1. Did I set this first part up right according to the comments in the code? I know I need to call super() but do I also need to create an instance of day, month, year in my ExtendedDate class which extends the Date class?

package Final;

import java.util.Calendar;
import java.util.GregorianCalendar;

public class ExtendedDate extends Date {

	//  Default constructor
	//  Data members are set according to super defaults
	    
   	//  Constructor that accepts parameters
	public ExtendedDate (int month, int day, int year)  {
		super.getMonth();
		super.getDay();
		super.getYear();
		month = 0;
		day = 0;
		year = 0;
	}	



2. When I need to do calculations on the dates, do I use the month day year of the ExtendedDate class or do I use a get method from super to do this? For example in this next snippet of code I do not get any errors for year, but is the year in the if statement really getting the year from the right place? The next code that looks for leap year does have errors all relating to the same problem I am having with understanding how the information from the user in the test app is getting the day month year and allowing me to validate it and then check it. You can see that I have setters, am I supposed to use those to run the tests on?
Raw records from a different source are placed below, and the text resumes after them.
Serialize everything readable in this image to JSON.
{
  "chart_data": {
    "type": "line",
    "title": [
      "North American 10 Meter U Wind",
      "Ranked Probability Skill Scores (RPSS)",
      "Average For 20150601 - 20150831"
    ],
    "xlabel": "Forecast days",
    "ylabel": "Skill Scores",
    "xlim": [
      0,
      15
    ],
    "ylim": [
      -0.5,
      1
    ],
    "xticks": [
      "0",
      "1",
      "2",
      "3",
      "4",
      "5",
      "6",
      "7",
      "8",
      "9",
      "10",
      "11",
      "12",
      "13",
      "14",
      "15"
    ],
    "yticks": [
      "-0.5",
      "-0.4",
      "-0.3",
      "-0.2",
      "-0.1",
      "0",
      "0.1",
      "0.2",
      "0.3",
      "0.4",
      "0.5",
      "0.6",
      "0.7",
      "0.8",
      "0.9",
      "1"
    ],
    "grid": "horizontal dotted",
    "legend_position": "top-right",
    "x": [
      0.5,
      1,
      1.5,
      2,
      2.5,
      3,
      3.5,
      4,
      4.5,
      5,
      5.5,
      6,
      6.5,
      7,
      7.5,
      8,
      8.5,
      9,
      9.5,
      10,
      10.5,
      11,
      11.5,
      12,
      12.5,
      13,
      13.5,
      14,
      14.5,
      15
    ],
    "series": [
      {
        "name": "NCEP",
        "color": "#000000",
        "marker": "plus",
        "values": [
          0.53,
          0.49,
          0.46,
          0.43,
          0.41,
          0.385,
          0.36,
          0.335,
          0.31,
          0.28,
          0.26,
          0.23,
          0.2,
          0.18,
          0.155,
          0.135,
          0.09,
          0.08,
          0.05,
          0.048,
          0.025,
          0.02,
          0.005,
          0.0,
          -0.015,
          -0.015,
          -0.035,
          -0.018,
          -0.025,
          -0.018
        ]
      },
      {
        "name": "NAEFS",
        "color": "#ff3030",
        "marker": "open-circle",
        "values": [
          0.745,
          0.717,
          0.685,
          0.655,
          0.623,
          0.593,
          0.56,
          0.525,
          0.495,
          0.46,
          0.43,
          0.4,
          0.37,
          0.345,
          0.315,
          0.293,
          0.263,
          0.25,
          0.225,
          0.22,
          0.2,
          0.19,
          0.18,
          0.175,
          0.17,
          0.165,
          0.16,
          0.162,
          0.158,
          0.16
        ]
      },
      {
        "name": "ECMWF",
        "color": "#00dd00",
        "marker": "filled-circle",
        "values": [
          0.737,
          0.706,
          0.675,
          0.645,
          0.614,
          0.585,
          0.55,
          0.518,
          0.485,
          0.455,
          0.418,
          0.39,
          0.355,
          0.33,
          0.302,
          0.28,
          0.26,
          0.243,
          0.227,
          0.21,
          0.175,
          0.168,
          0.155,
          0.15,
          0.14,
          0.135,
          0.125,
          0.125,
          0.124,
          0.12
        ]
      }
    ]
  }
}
//  Method to set the date - override inherited setDate method
	//  If data is invalid, do not change the receiver
	public void setDate (int monthInt, int dayInt, int yearInt)  {
		super.setDate(getMonth(), getDay(), getYear());
	}
	
	//  Method to set month ensuring that only valid changes are made
	public void setMonth (int anInt)  {
		super.getMonth();
	}
	
	//  Method to set the day ensuring that only valid changes are made
	public void setDay (int anInt)  {
		super.getDay();
	}
	
	//  Method to set the year ensuring that only valid changes are made
	public void setYear (int anInt)  {
		super.getYear();
	}
	
[color="#FF0000"]//////NO ERROR ON THIS NEXT CODE BUT IS IT PULLING THE RIGHT YEAR?[/color]
	//  New method to verify date
	//  Valid range is 1-1-1900 through 12-31-2999
	private static final int[] daysInMonth = { 0, 31, 29, 31, 30, 31, 30, 31,
        31, 30, 31, 30, 31 };
	public static boolean isValidDate (int month, int day, int year)  {
		
		if (1900 < year || year < 2999)
            return false;
        if (month < 1 || month > 12 )
            return false;
        if (day < 1 || day > daysInMonth[month])
            return false;
        if (month == 2 && day == 29 && !isLeapYear(year))
            return false;
            return true;
	}

[color="#FF0000"]/////ERRORS ON THIS CODE I TRIED aYear and getYear() AND STILL GOT ERRORS.[/color]	
	//  Method to test for leap year
	public static boolean isLeapYear (int aYear)  {
		 {
			 if (aYear() % 4 != 0) {
				    return false;
				  } else if (aYear % 400 == 0) {
				    return true;
				  } else if (ayear % 100 == 0) {
				    return false;
				  } else {
				    return true;
				  }
		 }
	}    



I think once I figure out what to call or use in my calculations I will get through this ok. Sorry for so many questions. I really am so new to this.